The third section considers concrete proposals for reinforcing Hong Kong’s resilience, such as ensuring a role for international human rights and common law principles if and when Article 23 legislation is introduced, strengthening the judiciary, considering how courts can deal with the demands of secrecy in national security cases, and introducing new institutions to monitor human rights.

Ms Chan has also separately explored the idea of maintaining the ‘perennial tension’ in ‘one country, two systems’ – of the two systems agreeing to disagree on certain legal questions, which are likely to be few in number. This has happened in the European Union (EU), where some member states do not fully accept that EU law overrides their constitutions.

“This pluralist concept would flout the traditional conception of a legal system, which is assumed to be unified with a final arbiter. However, the cost that comes with the lack of unity might be worth it. It might enable us to sustain both China’s sovereignty and Hong Kong’s rule of law in the long term,” she said.

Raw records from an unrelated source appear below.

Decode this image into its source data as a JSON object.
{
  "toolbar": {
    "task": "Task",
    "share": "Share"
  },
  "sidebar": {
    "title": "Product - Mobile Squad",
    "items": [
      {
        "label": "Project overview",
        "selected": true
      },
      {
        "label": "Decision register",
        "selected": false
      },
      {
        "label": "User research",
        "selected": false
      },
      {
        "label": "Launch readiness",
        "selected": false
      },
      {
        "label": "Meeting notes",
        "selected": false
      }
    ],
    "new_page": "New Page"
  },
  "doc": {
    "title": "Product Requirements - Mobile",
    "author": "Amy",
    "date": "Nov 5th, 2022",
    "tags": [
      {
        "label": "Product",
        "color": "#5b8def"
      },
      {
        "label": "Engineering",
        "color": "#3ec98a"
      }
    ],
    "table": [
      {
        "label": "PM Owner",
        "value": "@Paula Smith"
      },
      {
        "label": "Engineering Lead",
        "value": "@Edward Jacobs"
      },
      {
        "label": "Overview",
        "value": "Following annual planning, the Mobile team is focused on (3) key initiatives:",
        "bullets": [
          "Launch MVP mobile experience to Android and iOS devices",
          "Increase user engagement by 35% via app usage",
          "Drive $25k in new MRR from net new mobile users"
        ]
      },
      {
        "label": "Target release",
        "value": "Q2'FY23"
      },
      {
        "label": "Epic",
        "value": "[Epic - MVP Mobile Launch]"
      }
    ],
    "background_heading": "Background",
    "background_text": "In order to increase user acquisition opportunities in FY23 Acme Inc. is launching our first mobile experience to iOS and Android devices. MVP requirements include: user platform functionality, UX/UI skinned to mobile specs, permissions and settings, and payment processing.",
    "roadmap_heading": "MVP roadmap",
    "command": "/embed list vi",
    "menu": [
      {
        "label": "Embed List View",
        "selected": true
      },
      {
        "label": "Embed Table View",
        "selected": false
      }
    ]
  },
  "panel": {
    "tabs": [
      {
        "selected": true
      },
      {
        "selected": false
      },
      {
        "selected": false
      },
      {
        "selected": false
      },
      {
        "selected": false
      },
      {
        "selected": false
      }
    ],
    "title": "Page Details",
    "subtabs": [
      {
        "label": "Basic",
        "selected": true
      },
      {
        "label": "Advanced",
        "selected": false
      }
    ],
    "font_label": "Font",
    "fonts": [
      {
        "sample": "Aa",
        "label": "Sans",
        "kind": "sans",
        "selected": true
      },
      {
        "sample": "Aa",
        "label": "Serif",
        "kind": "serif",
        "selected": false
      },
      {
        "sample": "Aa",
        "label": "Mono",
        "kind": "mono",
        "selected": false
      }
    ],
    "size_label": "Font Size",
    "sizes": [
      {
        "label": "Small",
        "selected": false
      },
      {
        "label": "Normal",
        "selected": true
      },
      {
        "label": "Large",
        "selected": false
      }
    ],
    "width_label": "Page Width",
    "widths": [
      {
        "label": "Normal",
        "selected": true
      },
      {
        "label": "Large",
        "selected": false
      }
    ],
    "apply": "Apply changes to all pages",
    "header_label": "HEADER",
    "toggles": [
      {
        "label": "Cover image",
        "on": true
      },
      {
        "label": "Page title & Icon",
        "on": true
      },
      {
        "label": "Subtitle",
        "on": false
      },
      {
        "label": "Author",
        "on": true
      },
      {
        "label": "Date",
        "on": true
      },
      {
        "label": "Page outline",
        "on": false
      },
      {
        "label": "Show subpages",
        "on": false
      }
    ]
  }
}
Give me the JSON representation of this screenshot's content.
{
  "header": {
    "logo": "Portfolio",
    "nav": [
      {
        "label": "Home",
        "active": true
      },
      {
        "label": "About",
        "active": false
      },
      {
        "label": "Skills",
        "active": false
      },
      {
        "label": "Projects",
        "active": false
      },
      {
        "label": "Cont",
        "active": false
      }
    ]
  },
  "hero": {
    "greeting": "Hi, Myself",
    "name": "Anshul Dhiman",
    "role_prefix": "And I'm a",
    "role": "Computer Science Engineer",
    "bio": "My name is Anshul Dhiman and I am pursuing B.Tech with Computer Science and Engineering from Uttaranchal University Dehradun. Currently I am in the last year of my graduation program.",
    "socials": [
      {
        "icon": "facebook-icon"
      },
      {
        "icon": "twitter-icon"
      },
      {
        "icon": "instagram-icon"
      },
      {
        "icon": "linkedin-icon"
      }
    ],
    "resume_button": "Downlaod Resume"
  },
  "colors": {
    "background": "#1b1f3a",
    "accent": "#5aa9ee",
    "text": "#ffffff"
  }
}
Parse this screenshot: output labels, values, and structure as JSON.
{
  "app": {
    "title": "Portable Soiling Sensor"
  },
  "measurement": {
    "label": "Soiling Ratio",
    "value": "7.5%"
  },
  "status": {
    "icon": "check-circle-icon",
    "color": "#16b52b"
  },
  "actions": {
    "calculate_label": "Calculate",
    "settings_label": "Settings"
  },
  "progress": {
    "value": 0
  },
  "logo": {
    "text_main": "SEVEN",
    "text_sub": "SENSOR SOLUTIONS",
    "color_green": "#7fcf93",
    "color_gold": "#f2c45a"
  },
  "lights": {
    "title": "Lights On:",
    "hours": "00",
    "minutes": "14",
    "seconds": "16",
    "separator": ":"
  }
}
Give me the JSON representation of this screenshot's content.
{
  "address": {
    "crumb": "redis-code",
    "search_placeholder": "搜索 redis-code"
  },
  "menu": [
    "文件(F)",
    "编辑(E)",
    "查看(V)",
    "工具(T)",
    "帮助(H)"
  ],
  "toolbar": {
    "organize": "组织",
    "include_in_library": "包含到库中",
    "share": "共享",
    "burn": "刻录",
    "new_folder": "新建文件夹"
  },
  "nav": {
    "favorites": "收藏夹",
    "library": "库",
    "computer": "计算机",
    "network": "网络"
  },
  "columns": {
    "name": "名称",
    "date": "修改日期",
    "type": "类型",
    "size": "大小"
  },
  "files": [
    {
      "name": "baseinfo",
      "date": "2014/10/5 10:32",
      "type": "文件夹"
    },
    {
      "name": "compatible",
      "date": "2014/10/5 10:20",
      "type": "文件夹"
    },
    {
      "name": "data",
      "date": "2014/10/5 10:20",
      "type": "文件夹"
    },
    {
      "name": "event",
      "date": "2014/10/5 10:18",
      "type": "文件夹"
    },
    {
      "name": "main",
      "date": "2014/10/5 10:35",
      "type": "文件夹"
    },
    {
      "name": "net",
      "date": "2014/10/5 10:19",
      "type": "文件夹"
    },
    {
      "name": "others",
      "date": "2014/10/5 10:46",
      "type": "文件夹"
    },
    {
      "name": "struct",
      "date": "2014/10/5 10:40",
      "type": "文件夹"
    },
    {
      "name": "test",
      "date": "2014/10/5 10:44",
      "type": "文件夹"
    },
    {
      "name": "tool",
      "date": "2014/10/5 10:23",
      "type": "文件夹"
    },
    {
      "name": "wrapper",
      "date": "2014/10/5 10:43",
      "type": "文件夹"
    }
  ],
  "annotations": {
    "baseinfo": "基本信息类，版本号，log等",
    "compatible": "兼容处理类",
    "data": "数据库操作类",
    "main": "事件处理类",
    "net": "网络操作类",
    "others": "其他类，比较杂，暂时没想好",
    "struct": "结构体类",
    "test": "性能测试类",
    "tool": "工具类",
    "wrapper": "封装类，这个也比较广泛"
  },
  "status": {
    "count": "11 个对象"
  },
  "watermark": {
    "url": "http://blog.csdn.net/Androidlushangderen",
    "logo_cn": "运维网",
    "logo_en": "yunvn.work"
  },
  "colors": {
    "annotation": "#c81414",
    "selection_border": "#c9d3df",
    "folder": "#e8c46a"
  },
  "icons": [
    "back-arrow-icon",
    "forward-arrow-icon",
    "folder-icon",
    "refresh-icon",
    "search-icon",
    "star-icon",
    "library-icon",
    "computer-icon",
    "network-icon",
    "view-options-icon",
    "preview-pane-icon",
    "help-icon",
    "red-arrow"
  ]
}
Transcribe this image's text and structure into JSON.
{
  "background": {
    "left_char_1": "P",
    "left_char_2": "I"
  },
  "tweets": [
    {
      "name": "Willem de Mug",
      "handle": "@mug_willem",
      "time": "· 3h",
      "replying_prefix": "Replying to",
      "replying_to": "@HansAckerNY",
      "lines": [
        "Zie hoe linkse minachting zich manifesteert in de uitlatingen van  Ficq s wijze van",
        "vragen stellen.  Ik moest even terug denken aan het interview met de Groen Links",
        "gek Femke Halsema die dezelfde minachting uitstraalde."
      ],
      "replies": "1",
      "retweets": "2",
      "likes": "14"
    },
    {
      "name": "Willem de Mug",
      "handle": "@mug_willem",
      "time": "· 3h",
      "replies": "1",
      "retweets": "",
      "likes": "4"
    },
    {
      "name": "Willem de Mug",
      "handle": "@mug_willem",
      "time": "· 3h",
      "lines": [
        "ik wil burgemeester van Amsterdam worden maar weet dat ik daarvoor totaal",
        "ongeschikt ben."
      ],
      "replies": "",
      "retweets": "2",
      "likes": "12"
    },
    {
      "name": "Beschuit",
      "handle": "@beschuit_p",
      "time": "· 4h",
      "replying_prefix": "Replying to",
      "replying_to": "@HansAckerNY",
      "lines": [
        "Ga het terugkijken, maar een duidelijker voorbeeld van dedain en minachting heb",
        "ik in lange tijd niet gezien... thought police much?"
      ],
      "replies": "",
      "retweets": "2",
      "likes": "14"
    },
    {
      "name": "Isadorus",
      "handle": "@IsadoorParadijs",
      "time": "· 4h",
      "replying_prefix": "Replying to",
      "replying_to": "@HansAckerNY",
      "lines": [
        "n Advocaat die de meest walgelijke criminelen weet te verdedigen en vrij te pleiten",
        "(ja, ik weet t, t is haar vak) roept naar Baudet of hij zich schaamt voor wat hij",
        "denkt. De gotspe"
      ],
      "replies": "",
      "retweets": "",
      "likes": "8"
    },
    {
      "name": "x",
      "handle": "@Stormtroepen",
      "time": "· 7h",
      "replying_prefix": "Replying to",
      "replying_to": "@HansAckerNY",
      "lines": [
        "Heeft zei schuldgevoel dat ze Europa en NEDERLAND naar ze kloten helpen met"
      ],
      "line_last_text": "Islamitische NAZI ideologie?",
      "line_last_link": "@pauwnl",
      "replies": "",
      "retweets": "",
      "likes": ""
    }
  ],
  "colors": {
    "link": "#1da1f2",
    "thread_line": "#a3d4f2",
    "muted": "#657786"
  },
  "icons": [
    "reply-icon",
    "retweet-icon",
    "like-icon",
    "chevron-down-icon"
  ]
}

Whatever the outcome of the ‘one country, two systems’ experiment, the rest of the world will be watching. “China’s strategies in Hong Kong are indicative of its strategies around the world. Hong Kong is a testing ground for how resilient liberal values are against the authoritarian visions offered by an economic superpower,” Ms Chan said.

The tensions in the ‘one country, two systems’ concept have been manifested socially and constitutionally. The co-location controversy is an example of such manifestation.

There is much that the institutions of Hong Kong could still do if they are willing to make wise, timely and creative uses of their autonomous powers.